Situação semelhante à da Desembargadora Carmem Lúcia Santos Pinheiro, mais uma egressa da Faculdade de Direito de Ilhéus na época em que a instituição era incorporada à FESPI. Ela mantém uma forte relação afetiva com a cidade e com a Universidade Estadual de Santa Cruz, onde sua irmã atua como docente.

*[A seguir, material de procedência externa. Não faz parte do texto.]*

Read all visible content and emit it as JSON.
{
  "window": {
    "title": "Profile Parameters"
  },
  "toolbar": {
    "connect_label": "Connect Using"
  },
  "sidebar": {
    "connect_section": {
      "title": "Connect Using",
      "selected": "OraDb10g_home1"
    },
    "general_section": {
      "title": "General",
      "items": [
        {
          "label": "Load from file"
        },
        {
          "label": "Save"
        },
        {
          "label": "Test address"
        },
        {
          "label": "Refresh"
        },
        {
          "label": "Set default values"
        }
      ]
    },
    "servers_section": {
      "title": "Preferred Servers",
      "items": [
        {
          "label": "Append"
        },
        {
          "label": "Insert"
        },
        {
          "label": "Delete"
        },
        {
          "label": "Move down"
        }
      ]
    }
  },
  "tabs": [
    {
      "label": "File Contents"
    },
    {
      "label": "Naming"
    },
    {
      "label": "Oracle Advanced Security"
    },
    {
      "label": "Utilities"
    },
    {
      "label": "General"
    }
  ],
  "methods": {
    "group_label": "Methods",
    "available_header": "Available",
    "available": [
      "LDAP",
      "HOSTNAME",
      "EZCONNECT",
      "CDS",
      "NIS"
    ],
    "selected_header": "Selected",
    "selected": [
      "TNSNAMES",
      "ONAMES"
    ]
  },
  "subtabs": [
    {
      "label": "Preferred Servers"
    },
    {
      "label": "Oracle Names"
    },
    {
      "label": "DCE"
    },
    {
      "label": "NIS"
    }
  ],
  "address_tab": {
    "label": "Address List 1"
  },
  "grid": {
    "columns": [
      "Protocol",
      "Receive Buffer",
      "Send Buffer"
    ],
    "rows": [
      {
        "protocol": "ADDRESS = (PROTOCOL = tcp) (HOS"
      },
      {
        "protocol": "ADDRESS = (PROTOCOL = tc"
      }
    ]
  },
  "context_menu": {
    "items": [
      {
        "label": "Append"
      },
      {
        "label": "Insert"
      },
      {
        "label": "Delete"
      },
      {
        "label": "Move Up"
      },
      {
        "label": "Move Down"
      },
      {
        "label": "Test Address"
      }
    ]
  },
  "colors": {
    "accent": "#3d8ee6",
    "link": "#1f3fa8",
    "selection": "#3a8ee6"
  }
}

Ao receber a comitiva do Tribunal de Justiça, o Reitor da UESC, Alessandro Fernandes de Santana, enalteceu o significado do momento vivido nesta sexta-feira. “A Justiça hoje se transformou. Ao presenciar aqui o Presidente da mais alta Corte baiana emocionar-se ao falar da sua mãe e da universidade na qual se graduou, dá-nos, enquanto sociedade, algo muito especial: a demonstração de que, por baixo dessas togas, existem seres humanos com histórias, e são essas histórias que marcam a vida das pessoas”.
Criada em 1991, a UESC reúne cerca de 10 mil estudantes, oferece 40 cursos de graduação e já formou mais de 40 mil profissionais. Instalada em um campus que há mais de cinco décadas integra a história da região sul da Bahia, a universidade acolheu as atividades do projeto Justiça em Território em um cenário que simboliza o encontro entre conhecimento, cidadania e compromisso público.
Assim como Ilhéus, cidade eternizada nas obras de Jorge Amado e reconhecida por sua hospitalidade, a UESC recebeu magistrados, servidores e cidadãos em um ambiente de diálogo e construção coletiva. A programação se encerra hoje à tarde, com o “Ciclo de Palestras: Temas desafiadores do Judiciário contemporâneo”.